Posted by theadora on February 20, 2007

Despite the inefficable ignominy of several huge Ws on my transcript from the last time I enrolled at Theadora University, the Administration has decided to let me give it another shot, this time with a revised course of study: Vegetables!

I have taken over the vegetable beds in  the back corner of my parents’ yard.  It has been well over a year since anyone has tended to them.  The soil is packed down hard and sprouting weeds, covered in a mat of dry leaves and blossoms from several seasons of lonliness.  The only plants still growing are a stand of brussels sprouts, towering over 6 feet high, the woody stems sporting sprout buds from the ground all the way up to the eerie cabbage-like blooms at the crown of the plant.  I cut them down with an axe, dug up the roots, chopped them up and put them all in the composter.  There were also two scraggly rosemary bushes in the shade, one of which I potted on what is going to be the herb wall.  The other I dug up and put in the composter.  Additionally, a heap of a tomato plant, with several blossoms and tomatoes of varying degrees of ripeness caught my eye and I composted that one too.  In february!  This is going to be a lot easier than it was in Chicago.
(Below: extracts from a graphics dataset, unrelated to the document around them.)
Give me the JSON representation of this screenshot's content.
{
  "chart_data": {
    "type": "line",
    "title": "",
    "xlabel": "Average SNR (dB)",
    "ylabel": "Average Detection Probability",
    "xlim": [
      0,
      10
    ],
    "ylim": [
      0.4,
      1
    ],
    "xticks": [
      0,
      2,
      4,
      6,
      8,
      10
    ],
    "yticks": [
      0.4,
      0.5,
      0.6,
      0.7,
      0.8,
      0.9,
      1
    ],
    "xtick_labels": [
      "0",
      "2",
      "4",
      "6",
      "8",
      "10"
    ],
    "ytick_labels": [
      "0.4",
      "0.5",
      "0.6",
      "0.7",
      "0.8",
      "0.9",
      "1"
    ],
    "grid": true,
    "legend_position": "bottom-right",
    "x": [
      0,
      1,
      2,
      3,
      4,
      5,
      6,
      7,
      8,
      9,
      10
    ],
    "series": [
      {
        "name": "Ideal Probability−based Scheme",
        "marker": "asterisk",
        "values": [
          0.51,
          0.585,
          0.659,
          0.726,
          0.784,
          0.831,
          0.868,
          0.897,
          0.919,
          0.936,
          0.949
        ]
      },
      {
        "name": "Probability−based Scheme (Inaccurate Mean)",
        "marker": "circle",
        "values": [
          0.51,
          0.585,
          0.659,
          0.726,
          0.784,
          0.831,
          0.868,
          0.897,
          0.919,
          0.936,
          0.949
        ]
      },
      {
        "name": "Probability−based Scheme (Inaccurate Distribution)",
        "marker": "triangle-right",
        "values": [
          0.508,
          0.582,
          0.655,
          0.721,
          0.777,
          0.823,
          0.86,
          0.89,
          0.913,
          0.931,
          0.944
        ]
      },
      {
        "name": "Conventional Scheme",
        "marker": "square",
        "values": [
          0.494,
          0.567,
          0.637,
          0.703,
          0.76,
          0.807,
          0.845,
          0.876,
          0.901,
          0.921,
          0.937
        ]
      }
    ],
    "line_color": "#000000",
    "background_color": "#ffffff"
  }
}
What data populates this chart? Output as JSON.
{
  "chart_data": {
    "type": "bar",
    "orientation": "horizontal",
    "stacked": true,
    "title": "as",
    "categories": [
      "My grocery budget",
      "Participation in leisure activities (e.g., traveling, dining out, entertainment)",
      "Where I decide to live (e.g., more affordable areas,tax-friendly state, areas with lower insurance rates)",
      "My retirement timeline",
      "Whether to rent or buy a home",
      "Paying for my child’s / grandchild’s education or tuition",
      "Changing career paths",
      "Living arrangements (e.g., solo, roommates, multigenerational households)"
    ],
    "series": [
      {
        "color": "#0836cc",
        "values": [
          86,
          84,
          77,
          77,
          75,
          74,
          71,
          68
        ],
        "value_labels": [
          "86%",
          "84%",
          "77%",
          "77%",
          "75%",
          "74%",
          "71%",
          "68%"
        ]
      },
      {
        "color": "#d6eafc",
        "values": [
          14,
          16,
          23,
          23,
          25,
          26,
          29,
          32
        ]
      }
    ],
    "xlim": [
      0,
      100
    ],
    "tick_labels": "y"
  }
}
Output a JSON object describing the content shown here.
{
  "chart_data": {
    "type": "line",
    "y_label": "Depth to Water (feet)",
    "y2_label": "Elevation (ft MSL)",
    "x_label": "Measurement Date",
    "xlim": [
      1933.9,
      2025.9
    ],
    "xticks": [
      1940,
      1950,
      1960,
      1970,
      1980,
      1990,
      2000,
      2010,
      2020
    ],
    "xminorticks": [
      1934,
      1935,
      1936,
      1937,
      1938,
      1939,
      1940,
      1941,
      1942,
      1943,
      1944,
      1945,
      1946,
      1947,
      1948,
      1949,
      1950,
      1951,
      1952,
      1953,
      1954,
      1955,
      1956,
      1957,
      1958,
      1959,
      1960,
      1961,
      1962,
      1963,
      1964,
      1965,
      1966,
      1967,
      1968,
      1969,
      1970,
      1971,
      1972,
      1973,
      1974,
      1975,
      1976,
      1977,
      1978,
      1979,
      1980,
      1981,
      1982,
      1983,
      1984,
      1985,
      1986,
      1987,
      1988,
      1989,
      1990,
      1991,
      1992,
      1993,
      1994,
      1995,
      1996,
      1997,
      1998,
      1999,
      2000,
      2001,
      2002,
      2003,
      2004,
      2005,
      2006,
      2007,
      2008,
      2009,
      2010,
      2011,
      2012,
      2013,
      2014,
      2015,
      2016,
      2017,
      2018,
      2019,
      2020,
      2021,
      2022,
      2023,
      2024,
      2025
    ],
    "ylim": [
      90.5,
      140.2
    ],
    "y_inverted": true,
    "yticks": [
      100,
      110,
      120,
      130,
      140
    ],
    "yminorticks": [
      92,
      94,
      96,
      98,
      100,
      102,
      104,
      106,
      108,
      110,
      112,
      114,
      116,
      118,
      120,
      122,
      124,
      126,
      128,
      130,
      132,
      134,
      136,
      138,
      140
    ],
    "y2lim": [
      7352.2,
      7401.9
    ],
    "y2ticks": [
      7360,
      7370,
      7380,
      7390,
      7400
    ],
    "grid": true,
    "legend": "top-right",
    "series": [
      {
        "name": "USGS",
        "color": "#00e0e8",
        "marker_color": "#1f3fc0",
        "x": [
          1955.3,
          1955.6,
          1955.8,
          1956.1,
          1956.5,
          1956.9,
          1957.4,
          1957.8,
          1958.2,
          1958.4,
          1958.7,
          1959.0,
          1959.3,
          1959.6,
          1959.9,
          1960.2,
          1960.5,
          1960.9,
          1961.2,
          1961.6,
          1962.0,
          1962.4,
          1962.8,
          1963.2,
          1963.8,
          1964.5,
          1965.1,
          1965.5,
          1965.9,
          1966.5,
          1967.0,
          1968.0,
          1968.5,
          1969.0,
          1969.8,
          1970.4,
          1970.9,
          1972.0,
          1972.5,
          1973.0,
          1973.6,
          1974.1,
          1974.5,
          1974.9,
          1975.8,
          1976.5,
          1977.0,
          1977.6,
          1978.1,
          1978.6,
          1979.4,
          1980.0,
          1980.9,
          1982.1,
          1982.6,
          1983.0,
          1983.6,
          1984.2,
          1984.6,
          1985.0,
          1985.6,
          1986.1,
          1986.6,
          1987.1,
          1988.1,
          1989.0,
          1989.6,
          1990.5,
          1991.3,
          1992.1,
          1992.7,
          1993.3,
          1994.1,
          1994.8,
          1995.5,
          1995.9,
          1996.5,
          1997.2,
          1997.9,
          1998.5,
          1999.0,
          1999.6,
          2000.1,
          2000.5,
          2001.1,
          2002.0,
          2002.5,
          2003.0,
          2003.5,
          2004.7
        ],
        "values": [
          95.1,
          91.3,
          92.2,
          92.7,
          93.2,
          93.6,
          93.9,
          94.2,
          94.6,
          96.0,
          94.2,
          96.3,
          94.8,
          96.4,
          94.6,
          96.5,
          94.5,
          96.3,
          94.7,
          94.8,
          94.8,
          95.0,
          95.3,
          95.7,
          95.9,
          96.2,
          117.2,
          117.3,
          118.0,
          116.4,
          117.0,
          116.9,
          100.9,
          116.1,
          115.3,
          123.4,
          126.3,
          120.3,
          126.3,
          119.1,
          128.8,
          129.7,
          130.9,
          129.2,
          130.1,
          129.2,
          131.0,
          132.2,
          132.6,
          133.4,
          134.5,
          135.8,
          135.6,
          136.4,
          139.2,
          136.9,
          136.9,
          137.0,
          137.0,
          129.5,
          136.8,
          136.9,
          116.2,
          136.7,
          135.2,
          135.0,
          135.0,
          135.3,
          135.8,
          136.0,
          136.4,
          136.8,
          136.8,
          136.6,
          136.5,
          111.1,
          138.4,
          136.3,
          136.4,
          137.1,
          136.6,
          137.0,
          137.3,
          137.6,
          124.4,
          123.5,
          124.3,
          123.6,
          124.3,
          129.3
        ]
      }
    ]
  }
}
I worked all afternoon until it was too dark to see any more, listening to the new Beirut EP and good old Aeroplane Over the Sea on the stereo.  I think I went entire minutes without conceptual thought, simply lifting or digging or cleaning according to what was needed.  I’ll be going back to Warner-sensei’s sitting on saturday for sure if I can get myself to sit in private at least once this week.  My experience in the garden was an auspicious indication.